The code in your question includes an application listen event callback function which logs the server address to the console. My guess is that you copied it from the example in the documentation. It's a nice function to have if you want to see a message in your console's stdout
when your server starts. Here's a slight variation which uses the URL
constructor so that if you happen to listen on the default port for the protocol you're using (e.g. 80
on http, 443
on https), that bit will be omitted from the address in the message (just like in the address that your browser shows you).

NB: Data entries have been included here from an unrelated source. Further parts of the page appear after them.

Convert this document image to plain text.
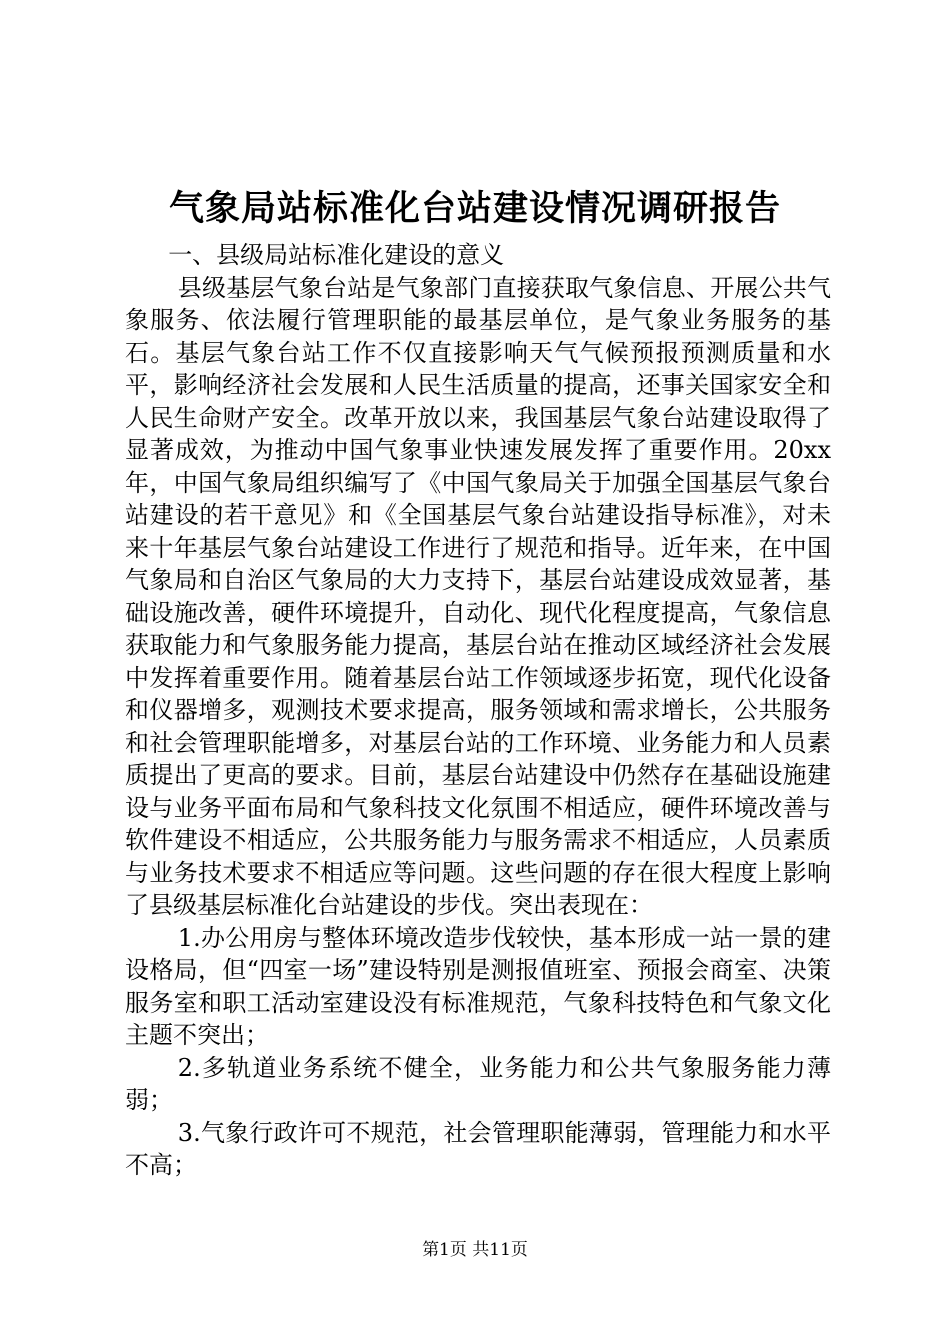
气象局站标准化台站建设情况调研报告

一、县级局站标准化建设的意义

县级基层气象台站是气象部门直接获取气象信息、开展公共气象服务、依法履行管理职能的最基层单位，是气象业务服务的基石。基层气象台站工作不仅直接影响天气气候预报预测质量和水平，影响经济社会发展和人民生活质量的提高，还事关国家安全和人民生命财产安全。改革开放以来，我国基层气象台站建设取得了显著成效，为推动中国气象事业快速发展发挥了重要作用。20xx年，中国气象局组织编写了《中国气象局关于加强全国基层气象台站建设的若干意见》和《全国基层气象台站建设指导标准》，对未来十年基层气象台站建设工作进行了规范和指导。近年来，在中国气象局和自治区气象局的大力支持下，基层台站建设成效显著，基础设施改善，硬件环境提升，自动化、现代化程度提高，气象信息获取能力和气象服务能力提高，基层台站在推动区域经济社会发展中发挥着重要作用。随着基层台站工作领域逐步拓宽，现代化设备和仪器增多，观测技术要求提高，服务领域和需求增长，公共服务和社会管理职能增多，对基层台站的工作环境、业务能力和人员素质提出了更高的要求。目前，基层台站建设中仍然存在基础设施建设与业务平面布局和气象科技文化氛围不相适应，硬件环境改善与软件建设不相适应，公共服务能力与服务需求不相适应，人员素质与业务技术要求不相适应等问题。这些问题的存在很大程度上影响了县级基层标准化台站建设的步伐。突出表现在：

1.办公用房与整体环境改造步伐较快，基本形成一站一景的建设格局，但“四室一场”建设特别是测报值班室、预报会商室、决策服务室和职工活动室建设没有标准规范，气象科技特色和气象文化主题不突出；

2.多轨道业务系统不健全，业务能力和公共气象服务能力薄弱；

3.气象行政许可不规范，社会管理职能薄弱，管理能力和水平不高；

第1页 共11页
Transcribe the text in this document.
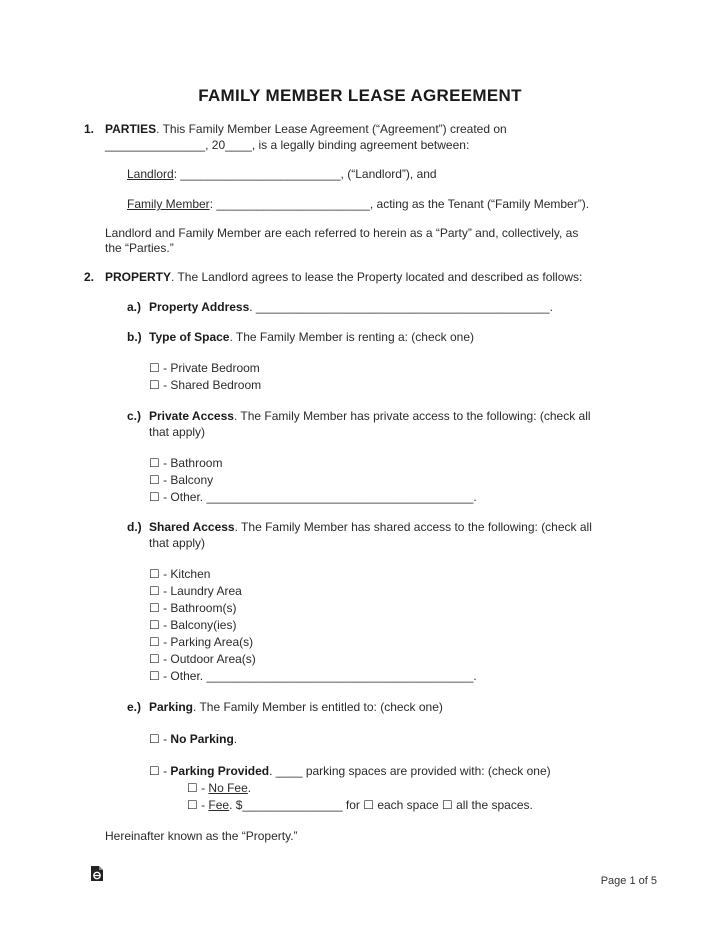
FAMILY MEMBER LEASE AGREEMENT
1. PARTIES. This Family Member Lease Agreement (“Agreement”) created on
_______________, 20____, is a legally binding agreement between:
Landlord: ________________________, (“Landlord”), and
Family Member: _______________________, acting as the Tenant (“Family Member”).
Landlord and Family Member are each referred to herein as a “Party” and, collectively, as
the “Parties.”
2. PROPERTY. The Landlord agrees to lease the Property located and described as follows:
a.) Property Address. ____________________________________________.
b.) Type of Space. The Family Member is renting a: (check one)
☐ - Private Bedroom
☐ - Shared Bedroom
c.) Private Access. The Family Member has private access to the following: (check all
that apply)
☐ - Bathroom
☐ - Balcony
☐ - Other. ________________________________________.
d.) Shared Access. The Family Member has shared access to the following: (check all
that apply)
☐ - Kitchen
☐ - Laundry Area
☐ - Bathroom(s)
☐ - Balcony(ies)
☐ - Parking Area(s)
☐ - Outdoor Area(s)
☐ - Other. ________________________________________.
e.) Parking. The Family Member is entitled to: (check one)
☐ - No Parking.
☐ - Parking Provided. ____ parking spaces are provided with: (check one)
☐ - No Fee.
☐ - Fee. $_______________ for ☐ each space ☐ all the spaces.
Hereinafter known as the “Property.”
Page 1 of 5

It also happens to be compatible with the onListen
callback used by the serve
function from Deno's std library:
function printStartupMessage({ hostname, port, secure }: {
hostname: string;
port: number;
secure?: boolean;
}): void {
if (!hostname || hostname === "0.0.0.0") hostname = "localhost";
const address =
new URL(`http${secure ? "s" : ""}://${hostname}:${port}/`).href;
console.log(`Listening at ${address}`);
console.log("Use ctrl+c to stop");
}
app.addEventListener("listen", printStartupMessage);
And... start the server:
await app.listen({ port: 8080 });
Here's the full module result from what was discussed above:
import {
Application,
type Context,
type RouteParams,
Router,
type RouterContext,
type State as AnyOakState,
} from "https://deno.land/x/[email protected]/mod.ts";
type EmptyObject = Record<never, never>;
type AppState = EmptyObject;
const app = new Application<AppState>({ state: {} });
type ContextState = {
userID: number;
sessionID: number;
};
interface RouterContextStrongerState<
R extends string,
AS extends AnyOakState = EmptyObject,
S extends AS = AS,
P extends RouteParams<R> = RouteParams<R>,
> extends Context<S, AS> {
captures: string[];
matched?: Exclude<RouterContext<R, P, S>["matched"], undefined>;
params: P;
routeName?: string;
router: Router;
routerPath?: string;
}
type NextFn = () => Promise<unknown>;
async function assignContextStateValuesAtTheBeginningAndDeleteThemAtTheEnd(
context: Context<Partial<ContextState>, AppState>,
next: NextFn,
): Promise<void> {
context.state.userID = 123;
context.state.sessionID = 456;
await next();
delete context.state.userID;
delete context.state.sessionID;
}
function setEndpointNotFound(
context: RouterContextStrongerState<"/(.*)", AppState, Partial<ContextState>>,
): void {
context.response.status = 404;
context.response.body = "Endpoint not available!";
}
const router = new Router<Partial<ContextState>>();
router.use(assignContextStateValuesAtTheBeginningAndDeleteThemAtTheEnd);
router.get("/(.*)", setEndpointNotFound);
app.use(router.routes(), router.allowedMethods());
// This is not necessary, but is potentially helpful to see in the console
function printStartupMessage({ hostname, port, secure }: {
hostname: string;
port: number;
secure?: boolean;
}): void {
if (!hostname || hostname === "0.0.0.0") hostname = "localhost";
const address =
new URL(`http${secure ? "s" : ""}://${hostname}:${port}/`).href;
console.log(`Listening at ${address}`);
console.log("Use ctrl+c to stop");
}
app.addEventListener("listen", printStartupMessage);
await app.listen({ port: 8080 });
It's quite a bit of information, but a lot is happening inside a web server framework, and doing it in a type-safe way is even more complicated!